Hundred Percenters
Challenge Your Employees To Give Their All and They'll Give You Even More
by Mark Murphy
A happy employee is a motivated employee. You hear that idea so often that
it's practically dogma. But what if it's wrong? A new book by Leadership
IQ CEO and founder Mark Murphy exposes just that. Companies across the nation are collectively spending billions of dollars trying to satisfy and engage their employees in order to get greater performance. And yet, 72 % of employees admit they're still not giving their best effort at work.
In "Hundred Percenters: Challenge Your Employees to Give it Their All, and They'll Give you Even More" (McGraw-Hill November, 2009), Murphy reveals new research from more than 500,000 employees and leaders about why the "happy employee" philosophy has failed. Culled from the same research, he introduces exciting new techniques to stop making people happy and start making them great. Readers will learn a leadership style that inspires employees to passionately give 100% every day (i.e. to become Hundred-Percenters).
If you talked to the employees responsible for today's great innovations (the iPod, the Amazon Kindle, Google, the Human Genome Project, etc), you likely wouldn't hear, "I was inspired by a boss who coddles me and always makes me happy." Instead you'd probably hear, "My boss challenges me, pushes me past my limits and teaches me to aim higher than I ever thought possible." And these people aren't flukes or the rare genius. Most workplaces are brimming with untapped talent. Only it's suppressed by goal setting that discourages big ideas and leaders who focus on happiness rather than greatness.
People become Hundred Percenters not because they had it easy, but because a leader cared enough to push them to new heights.
Here are just a few of the big ideas in "Hundred Percenters":
- More than 70% of employees would rather work for a leader that challenges them with difficult goals and requires them to learn new skills
- If leaders assign really difficult goals, employees perform better and have more self-confidence
- SMART Goals can be dumb, and actually keep employees from pushing themselves and developing new skills
- Many leaders unknowingly discourage employees from becoming Hundred Percenters through insufficient recognition and tolerating slackers
- Hundred Percenters want lots of constructive feedback, but you should never deliver it with a Compliment Sandwich
- If you're going to assess your employees with a survey, never ask if they're satisfied (and never use a 5-point scale)

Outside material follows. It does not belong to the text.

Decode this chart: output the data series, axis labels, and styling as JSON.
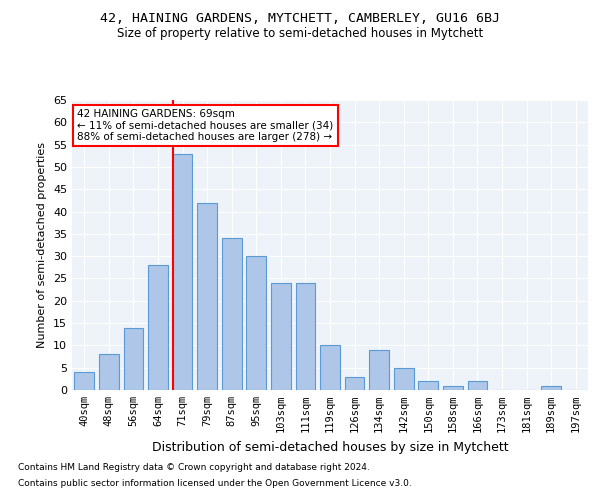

- You cannot build an organization of Hundred Percenters if you tolerate Talented Terrors (people with 100% skills but 0% attitude)
"Hundred Percenters" debunks management fads that don't apply to today's workplace and provides best practices readers can instantly validate with their own workplace experiences.
Employees cannot be bribed into giving 100%. Nor can they be coddled into greatness. The truth is finally out: the most successful leaders push employees to discover and maximize their unrealized potential, while leaving them beaming with hard-won pride and fulfillment.
Whether you are a world leader, supply chain manager at a small startup, Fortune 500 executive, or nurse manager at a small hospital, you've got no shortage of great challenges. "Hundred Percenters" provides a concrete path to bringing the best out in your workforce.
About the Author
Mark Murphy is Founder and CEP of Leadership IQ, a top-rated provider of leadership training. He has personally trainer personnel at Microsoft, IBM, GE, MasterCard, Merck, and other major companies. Murphy has been featured in such publications as Fortune, Forbes, Businessweek, The Washington Post, and many others.